Rosa laughed, a brittle, quiet sound. “No. He requested it. He didn’t want to discipline me. He didn’t want to shame me. He just... wanted me somewhere I could get help.” She rubbed her thumb against her palm, a grounding gesture. “So I ran. I told myself I was taking control. But really? I left because I couldn’t stand to see anyone look at me like that again.”



Rosa leaned back, eyes distant. “The Eros was smaller. Tighter quarters. Fewer eyes. Fewer expectations. I thought it would be easier.”

It was easier. More beds.

She didn’t bother responding. “The Captain of the Eros was a kind man,” she said. “Soft-spoken. Patient. He gave me space. He gave me trust. He gave me something dangerous.”

Remal tilted his head. “What was that?”

Rosa smiled, the saddest smile of her life. “Forgiveness.” She stared at the ceiling.

“The crew loved me. Or wanted me. Or both. It all blurred together. I slept with too many people. I told myself it was Handzon’s influence. And maybe part of it was. But part of it was me. I was lonely. I was confused. I was scared. And every time I let someone close, the voices quieted just a little.”

Handzon purred again. You were very popular. Still are.

“Shut up,” she whispered, barely audible.

Coy’s gentler tone surfaced. Rosa, you were hurting.

She exhaled shakily. “And the Captain... he saw it. He never said a word. He just watched me burn myself out, night after night.” Her eyes warmed as she remembered him. “He cared. Not romantically. Maybe paternal. Maybe professionally. But he cared.” She paused.

“And then, one night, after a supply run, I broke down in his office. I told him I didn’t feel like myself. That every time I heard the symbiont’s voices, I wanted to crawl out of my skin.” Her voice cracked. “And he held me. Just held me. Fully clothed. Fully respectful. That was the first time in months I felt safe.”

A moment of silence passed. “And that was the moment I realized I was in danger.”

Remal’s brows lifted.

Rosa smiled again, tired, rueful. “He cared too much. And I cared too quickly. And he knew what that meant, with the joining as unstable as it was.” She swallowed. “So he promoted me. And he transferred me. Same day. He told me, ‘Rosa, you’re going to be brilliant. But not here. Not with me. Not like this.’”

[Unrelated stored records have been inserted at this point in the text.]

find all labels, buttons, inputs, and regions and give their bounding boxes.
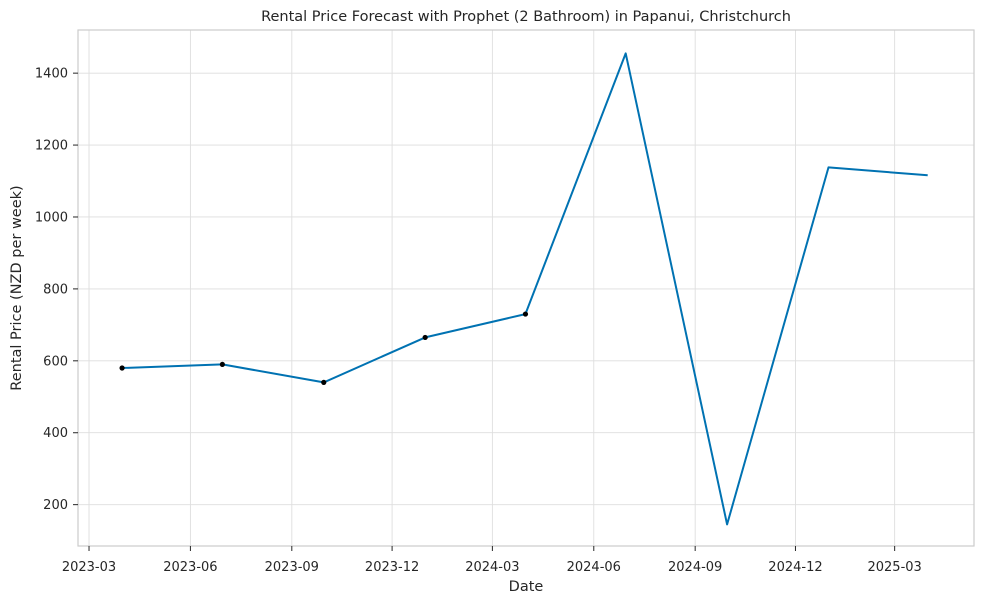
- observed-point: [321, 379, 327, 385]
- x-tick-label: 2023-03: [62, 560, 116, 575]
- chart-title: Rental Price Forecast with Prophet (2 Ba…: [261, 9, 791, 25]
- observed-point: [422, 334, 428, 341]
- x-tick-label: 2023-09: [265, 560, 319, 575]
- x-axis-label: Date: [509, 579, 544, 595]
- y-tick-label: 1200: [35, 139, 68, 154]
- x-tick-label: 2024-03: [465, 560, 519, 575]
- x-tick-label: 2024-09: [668, 560, 722, 575]
- y-tick-label: 1000: [35, 210, 68, 225]
- x-tick-label: 2024-06: [567, 560, 621, 575]
- plot-area-frame: [77, 29, 975, 547]
- y-tick-label: 600: [43, 354, 68, 369]
- observed-point: [219, 361, 225, 368]
- x-tick-label: 2023-12: [365, 560, 419, 575]
- y-axis-label: Rental Price (NZD per week): [9, 185, 25, 390]
- x-tick-label: 2025-03: [867, 560, 921, 575]
- y-tick-label: 400: [43, 426, 68, 441]
- gridlines: [78, 30, 974, 546]
- observed-point: [522, 311, 529, 317]
- x-tick-label: 2024-12: [768, 560, 822, 575]
- y-tick-label: 800: [43, 282, 68, 297]
- x-axis-ticks: 2023-03 2023-06 2023-09 2023-12 2024-03 2024-…: [62, 546, 922, 575]
- observed-points: [119, 311, 529, 385]
- y-axis-ticks: 200 400 600 800 1000 1200 1400: [35, 67, 78, 513]
- observed-point: [119, 365, 125, 371]
- y-tick-label: 1400: [35, 67, 68, 82]
- x-tick-label: 2023-06: [163, 560, 217, 575]
- y-tick-label: 200: [43, 498, 68, 513]
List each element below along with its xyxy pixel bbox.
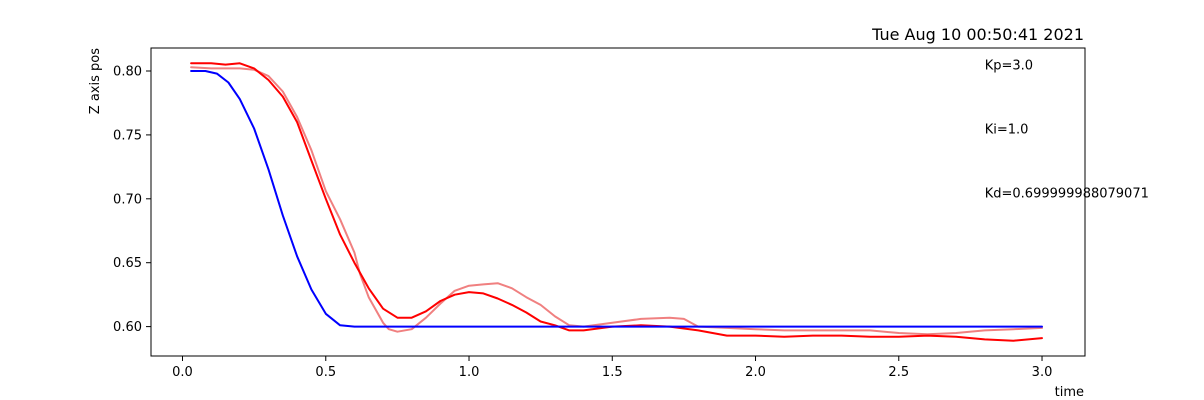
- x-axis-label: time: [1055, 385, 1084, 400]
- y-axis-label: Z axis pos: [88, 48, 103, 114]
- x-tick-label: 0.5: [315, 365, 336, 380]
- x-tick-label: 3.0: [1032, 365, 1053, 380]
- x-tick-label: 1.5: [602, 365, 623, 380]
- annotation-text: Ki=1.0: [985, 123, 1029, 138]
- x-tick-label: 1.0: [459, 365, 480, 380]
- series-layer: [190, 62, 1043, 342]
- x-tick-label: 2.0: [745, 365, 766, 380]
- y-tick-label: 0.80: [113, 65, 142, 80]
- x-tick-label: 2.5: [888, 365, 909, 380]
- plot-frame: [150, 47, 1086, 357]
- series-line-1: [190, 70, 1043, 328]
- series-line-3: [190, 62, 1043, 342]
- x-tick-label: 0.0: [172, 365, 193, 380]
- y-tick-label: 0.60: [113, 320, 142, 335]
- y-tick-label: 0.70: [113, 192, 142, 207]
- x-ticks: 0.0 0.5 1.0 1.5 2.0 2.5 3.0: [172, 356, 1052, 380]
- y-ticks: 0.60 0.65 0.70 0.75 0.80: [113, 65, 151, 335]
- y-tick-label: 0.65: [113, 256, 142, 271]
- y-tick-label: 0.75: [113, 128, 142, 143]
- annotations: Kp=3.0 Ki=1.0 Kd=0.699999988079071: [985, 59, 1149, 202]
- annotation-text: Kp=3.0: [985, 59, 1033, 74]
- series-line-2: [190, 66, 1043, 336]
- annotation-text: Kd=0.699999988079071: [985, 187, 1149, 202]
- chart-title: Tue Aug 10 00:50:41 2021: [871, 25, 1084, 44]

Her voice went hushed. “He did it so we wouldn’t cross a line.” She took a breath, “And I hated him for it. And I loved him for it.”



Rosa pressed her forehead to her fingertips. “This is the part I didn’t tell anyone,” she murmured. “Not on the Intruder. Not on the Eros. Not even to myself.” Her pulse thudded visibly in her throat. “Coy and I weren’t joined. Not really. We were at war.”

You wanted me gone.

“I wanted myself gone,” she corrected.

You hated me because I wasn’t him.

“No,” she whispered, tears burning her lashes. “I hated myself because I was becoming...”

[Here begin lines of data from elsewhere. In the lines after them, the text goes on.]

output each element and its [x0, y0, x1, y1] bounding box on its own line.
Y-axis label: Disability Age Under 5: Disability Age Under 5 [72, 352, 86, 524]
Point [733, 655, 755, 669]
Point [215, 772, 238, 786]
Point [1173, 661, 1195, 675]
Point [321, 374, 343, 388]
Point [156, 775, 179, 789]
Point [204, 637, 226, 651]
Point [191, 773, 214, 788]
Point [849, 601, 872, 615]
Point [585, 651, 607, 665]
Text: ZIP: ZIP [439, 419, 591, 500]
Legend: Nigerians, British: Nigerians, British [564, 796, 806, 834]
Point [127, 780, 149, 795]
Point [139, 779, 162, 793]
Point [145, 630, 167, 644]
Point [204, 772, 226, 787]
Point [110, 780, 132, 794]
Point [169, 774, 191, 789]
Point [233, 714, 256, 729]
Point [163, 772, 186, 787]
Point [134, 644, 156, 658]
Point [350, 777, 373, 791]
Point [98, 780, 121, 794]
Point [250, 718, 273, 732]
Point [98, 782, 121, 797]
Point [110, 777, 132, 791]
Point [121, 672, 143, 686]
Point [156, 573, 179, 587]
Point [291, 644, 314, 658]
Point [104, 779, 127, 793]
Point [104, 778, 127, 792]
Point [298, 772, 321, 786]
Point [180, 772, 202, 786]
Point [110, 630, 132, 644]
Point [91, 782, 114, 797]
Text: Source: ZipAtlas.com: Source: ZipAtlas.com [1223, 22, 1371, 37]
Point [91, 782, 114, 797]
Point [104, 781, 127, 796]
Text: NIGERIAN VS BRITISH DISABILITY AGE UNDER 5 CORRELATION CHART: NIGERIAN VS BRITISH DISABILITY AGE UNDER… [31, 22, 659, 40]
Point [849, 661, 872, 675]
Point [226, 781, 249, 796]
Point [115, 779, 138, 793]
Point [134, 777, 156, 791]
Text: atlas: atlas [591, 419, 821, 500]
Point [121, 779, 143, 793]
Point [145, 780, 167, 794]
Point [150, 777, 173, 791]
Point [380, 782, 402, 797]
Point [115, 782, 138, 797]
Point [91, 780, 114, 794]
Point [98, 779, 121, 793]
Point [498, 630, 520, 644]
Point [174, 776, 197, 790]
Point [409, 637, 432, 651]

Rosa... Coy’s tone softened.

But Handzon intruded, slick as oil. She hated that she liked it. Don’t let her pretend otherwise. The thrill. The chase. The hands on her skin. She...

“Enough!” Her shout cracked the air. Remal didn’t flinch. Rosa gasped, head falling into her hands. “I can’t... I can’t tell where he ends and Coy begins. I can’t tell where Coy ends and I begin. Some days I feel like a woman wearing a man’s memories. Some days I feel like six men wearing my face.” She looked up, eyes red.

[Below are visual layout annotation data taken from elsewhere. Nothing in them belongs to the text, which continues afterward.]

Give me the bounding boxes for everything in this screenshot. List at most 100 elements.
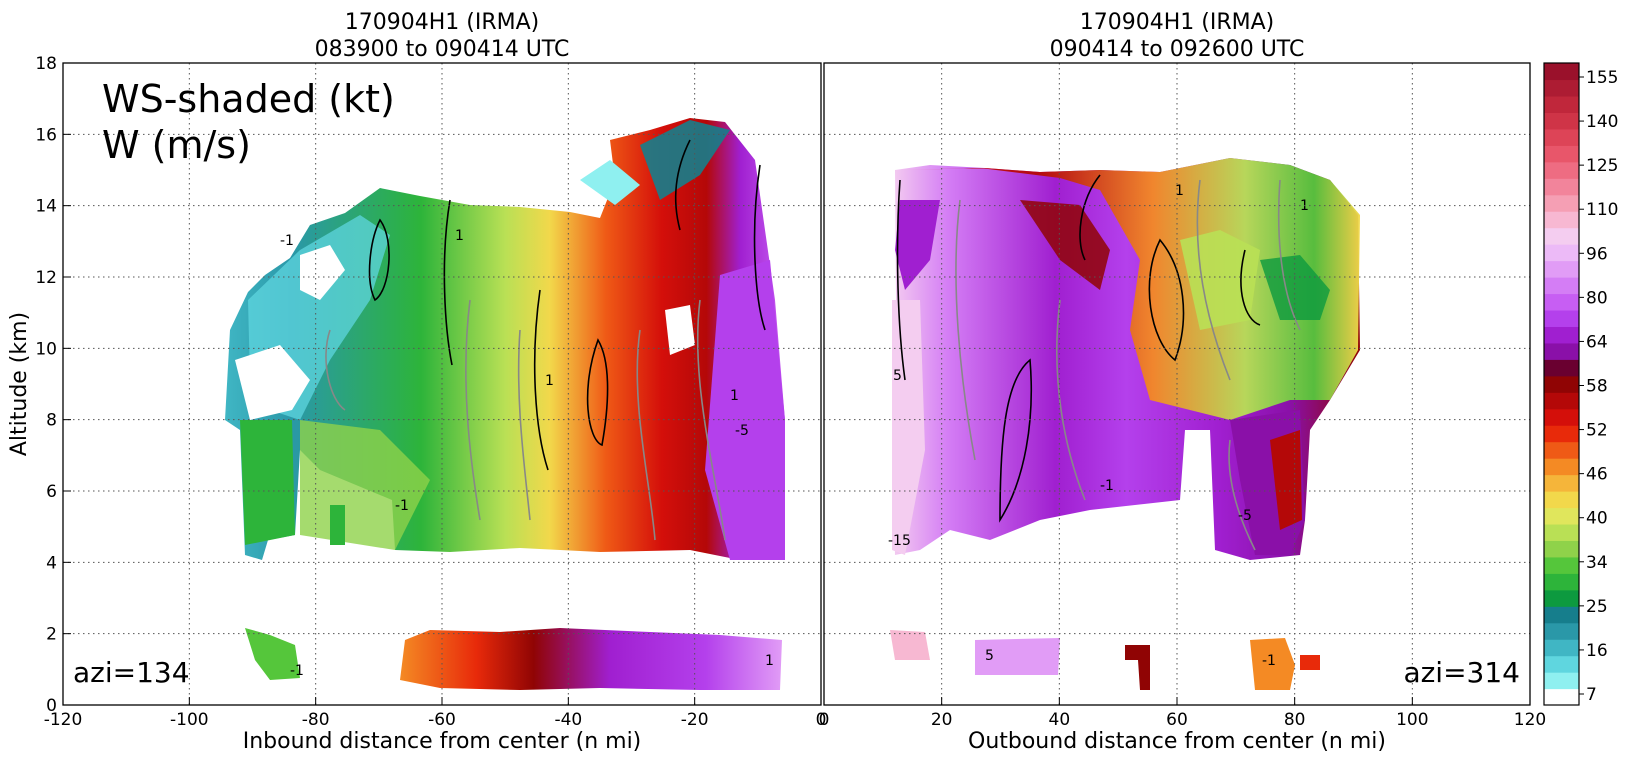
y-tick-label: 2	[46, 625, 57, 645]
x-tick-label: 0	[819, 710, 830, 730]
y-tick-label: 0	[46, 696, 57, 716]
wind-speed-field-right	[890, 158, 1360, 690]
colorbar-swatch	[1544, 491, 1579, 509]
contour-label: -1	[280, 233, 294, 249]
colorbar-labels: 7 16 25 34 40 46 52 58 64 80 96 110 125 140 155	[1579, 68, 1618, 705]
y-tick-label: 6	[46, 482, 57, 502]
chart-title-left: 170904H1 (IRMA)	[345, 10, 540, 35]
y-axis-label: Altitude (km)	[7, 312, 32, 456]
contour-label: 5	[893, 368, 902, 384]
colorbar-swatch	[1544, 227, 1579, 245]
x-tick-label: -120	[44, 710, 83, 730]
chart-subtitle-left: 083900 to 090414 UTC	[315, 37, 570, 62]
y-tick-label: 4	[46, 553, 57, 573]
colorbar-swatch	[1544, 293, 1579, 311]
colorbar-label: 110	[1586, 200, 1618, 220]
colorbar-swatch	[1544, 161, 1579, 179]
legend-text-w: W (m/s)	[102, 123, 251, 167]
y-tick-label: 16	[35, 125, 57, 145]
x-tick-label: 80	[1284, 710, 1306, 730]
x-tick-label: 100	[1396, 710, 1428, 730]
colorbar-swatch	[1544, 359, 1579, 377]
x-axis-label-left: Inbound distance from center (n mi)	[243, 729, 642, 754]
y-axis-ticks-left: 0 2 4 6 8 10 12 14 16 18	[35, 54, 71, 716]
contour-label: -1	[1262, 653, 1276, 669]
colorbar-swatch	[1544, 441, 1579, 459]
colorbar-swatch	[1544, 655, 1579, 673]
x-axis-ticks-left: -120 -100 -80 -60 -40 -20 0	[44, 697, 827, 730]
colorbar-swatch	[1544, 79, 1579, 97]
y-tick-label: 10	[35, 339, 57, 359]
colorbar-frame	[1543, 62, 1580, 706]
contour-label: -5	[1238, 508, 1252, 524]
wind-speed-field-left	[225, 118, 785, 690]
colorbar: 7 16 25 34 40 46 52 58 64 80 96 110 125 140 155	[1543, 62, 1618, 706]
colorbar-swatch	[1544, 540, 1579, 558]
colorbar-label: 125	[1586, 156, 1618, 176]
colorbar-swatch	[1544, 194, 1579, 212]
colorbar-label: 140	[1586, 112, 1618, 132]
vertical-velocity-contours-left	[325, 139, 766, 541]
contour-label: -15	[888, 533, 911, 549]
colorbar-label: 16	[1586, 641, 1608, 661]
y-tick-label: 8	[46, 411, 57, 431]
colorbar-swatch	[1544, 408, 1579, 426]
contour-labels-left: 1 -1 1 -1 1 -5 -1 1	[280, 228, 774, 679]
y-tick-label: 18	[35, 54, 57, 74]
colorbar-swatch	[1544, 589, 1579, 607]
colorbar-swatch	[1544, 606, 1579, 624]
colorbar-swatch	[1544, 260, 1579, 278]
colorbar-swatch	[1544, 458, 1579, 476]
colorbar-swatch	[1544, 63, 1579, 81]
colorbar-swatch	[1544, 474, 1579, 492]
colorbar-swatch	[1544, 507, 1579, 525]
x-tick-label: -100	[170, 710, 209, 730]
colorbar-label: 25	[1586, 597, 1608, 617]
colorbar-swatch	[1544, 425, 1579, 443]
colorbar-label: 40	[1586, 509, 1608, 529]
colorbar-label: 64	[1586, 332, 1608, 352]
legend-text-ws: WS-shaded (kt)	[102, 77, 395, 121]
colorbar-swatch	[1544, 145, 1579, 163]
colorbar-swatch	[1544, 95, 1579, 113]
colorbar-label: 46	[1586, 465, 1608, 485]
y-tick-label: 12	[35, 268, 57, 288]
contour-label: -1	[290, 663, 304, 679]
contour-label: 1	[1175, 183, 1184, 199]
left-panel: 1 -1 1 -1 1 -5 -1 1 -120 -100 -80 -60 -40 -20…	[7, 10, 826, 754]
x-tick-label: 120	[1514, 710, 1546, 730]
colorbar-swatch	[1544, 128, 1579, 146]
colorbar-swatch	[1544, 622, 1579, 640]
colorbar-swatch	[1544, 342, 1579, 360]
chart-title-right: 170904H1 (IRMA)	[1080, 10, 1275, 35]
x-tick-label: 0	[816, 710, 827, 730]
x-axis-ticks-right: 0 20 40 60 80 100 120	[819, 697, 1546, 730]
colorbar-swatch	[1544, 244, 1579, 262]
colorbar-swatch	[1544, 573, 1579, 591]
colorbar-swatch	[1544, 639, 1579, 657]
colorbar-swatch	[1544, 178, 1579, 196]
contour-label: 1	[545, 373, 554, 389]
colorbar-swatch	[1544, 556, 1579, 574]
x-tick-label: 20	[931, 710, 953, 730]
colorbar-swatch	[1544, 326, 1579, 344]
colorbar-swatch	[1544, 211, 1579, 229]
colorbar-label: 7	[1586, 685, 1597, 705]
x-tick-label: -40	[554, 710, 582, 730]
colorbar-label: 52	[1586, 421, 1608, 441]
x-tick-label: -80	[302, 710, 330, 730]
colorbar-label: 34	[1586, 553, 1608, 573]
azimuth-label-left: azi=134	[73, 656, 190, 689]
colorbar-label: 58	[1586, 377, 1608, 397]
colorbar-swatch	[1544, 523, 1579, 541]
colorbar-swatches	[1544, 63, 1579, 706]
contour-label: 5	[985, 648, 994, 664]
contour-label: 1	[730, 388, 739, 404]
contour-label: 1	[765, 653, 774, 669]
chart-subtitle-right: 090414 to 092600 UTC	[1050, 37, 1305, 62]
right-panel: 5 -15 1 -1 -5 1 5 -1 0 20 40 60 80 100 120 170…	[819, 10, 1547, 754]
contour-label: -1	[395, 498, 409, 514]
colorbar-swatch	[1544, 688, 1579, 706]
colorbar-label: 155	[1586, 68, 1618, 88]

“And some days I don’t feel like I belong to myself at all.” The room held stillness like a held breath.

Remal leaned forward slightly. “And now?”

Rosa inhaled slowly, deliberately. “Now,” she said, voice steadier, “I think I’m finally ready to talk about what really broke me.” Her gaze rose to meet his, fragile, yes, but with a kind of new defiance. “I’m ready to talk about everything.”

The session ended on that knife-edge quiet, the kind of silence that finally makes room for truth. The kind of silence storms are born from.